By ELEANOR LAISE
September 2, 2007
As fund companies launch a slew of new fixed-income exchange-traded funds, investors are gaining easy access to many slices of the bond market -- but they also have plenty of room for error.
In recent weeks, ripple effects from a meltdown in "subprime" mortgages, which are made to borrowers with shaky credit, have caused trouble for many bond investors. The prices of some mortgage-backed securities and some other risky bonds have dropped. The upheaval has made some financial advisers wary of all but the safest bonds.
That's worth keeping in mind as investors consider some of the newest varieties of ETFs, which resemble index mutual funds but trade like stocks.
The ETF industry, which previously focused largely on stocks, has launched dozens of new bond ETFs this year -- and it hasn't stuck with the safest fare. Many funds that are new or are now in the works are focused on riskier areas like emerging-market debt and high-yield or "junk" bonds, which are generally issued by companies with questionable credit.
Many advisers are urging clients to stick with short-term, high-quality bonds. A number of new ETFs fit the bill, including SPDR Lehman 1-3 Month T-Bill (BIL) and Ameristock/Ryan 1 Year Treasury (GKA).
The new offerings also include longer-term Treasury funds, like the SPDR Lehman Long Term Treasury (TLO), but advisers are more cautious on these bonds. A 30-year Treasury yields about 4.8%, which is lower than the rate on many bank money-market accounts and certificates of deposit. What's more, rates could easily rise in the coming years, which would push down the prices of existing longer-term bonds.
For investors who want a diversified mix of ultra-safe bonds, a useful innovation is on the horizon. According to a recent regulatory filing, PowerShares Capital Management plans to launch "laddered" Treasury ETFs, which let investors spread their bets over a number of bonds with different maturities. But given the risk in longer-term bonds, investors should stick with bond ladders ranging only up to 10 years or so, advisers say.
Several fund firms, including Barclays Global Investors and State Street Global Advisors, are vying to launch the first municipal-bond ETF, according to regulatory filings. Municipal bonds are typically exempt from federal tax and from state income tax in the state where they are issued. Right now, their yields are "really pretty compelling," says Randy Carver, president of Carver Financial Services in Mentor, Ohio.
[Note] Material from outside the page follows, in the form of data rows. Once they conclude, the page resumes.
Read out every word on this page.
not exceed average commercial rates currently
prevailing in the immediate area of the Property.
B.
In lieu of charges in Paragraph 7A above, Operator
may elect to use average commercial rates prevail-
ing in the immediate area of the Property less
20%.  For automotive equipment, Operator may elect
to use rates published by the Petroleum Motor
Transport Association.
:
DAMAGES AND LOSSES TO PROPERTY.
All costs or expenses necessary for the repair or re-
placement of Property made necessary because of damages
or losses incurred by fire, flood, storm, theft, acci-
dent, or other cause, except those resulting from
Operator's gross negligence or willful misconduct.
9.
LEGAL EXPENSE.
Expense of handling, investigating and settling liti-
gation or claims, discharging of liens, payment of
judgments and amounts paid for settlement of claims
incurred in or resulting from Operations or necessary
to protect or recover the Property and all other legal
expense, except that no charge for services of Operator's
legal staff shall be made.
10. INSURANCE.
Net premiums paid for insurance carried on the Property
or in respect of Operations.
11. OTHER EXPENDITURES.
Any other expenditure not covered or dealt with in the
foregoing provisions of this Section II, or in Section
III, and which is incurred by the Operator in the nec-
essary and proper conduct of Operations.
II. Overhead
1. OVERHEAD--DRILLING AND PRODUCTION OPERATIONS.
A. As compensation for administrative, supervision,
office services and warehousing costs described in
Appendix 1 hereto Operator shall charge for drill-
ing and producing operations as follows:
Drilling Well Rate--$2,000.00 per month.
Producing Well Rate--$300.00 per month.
Investors considering muni vs. taxable bonds need to consider factors like their own tax bracket and state income tax, Mr. Carver says.
While new funds like iShares iBoxx $ High Yield Corporate Bond (HYG) give investors easy access to a more exotic slice of the bond market, advisers urge caution. "The smartest thing is still to be in quality," says Lew Altfest, president of New York investment advisory firm L.J. Altfest & Co. While the "spread" between junk-bond yields and Treasury yields has widened a bit recently, "you're not getting enough of a premium" to take on the additional risk, Mr. Altfest says.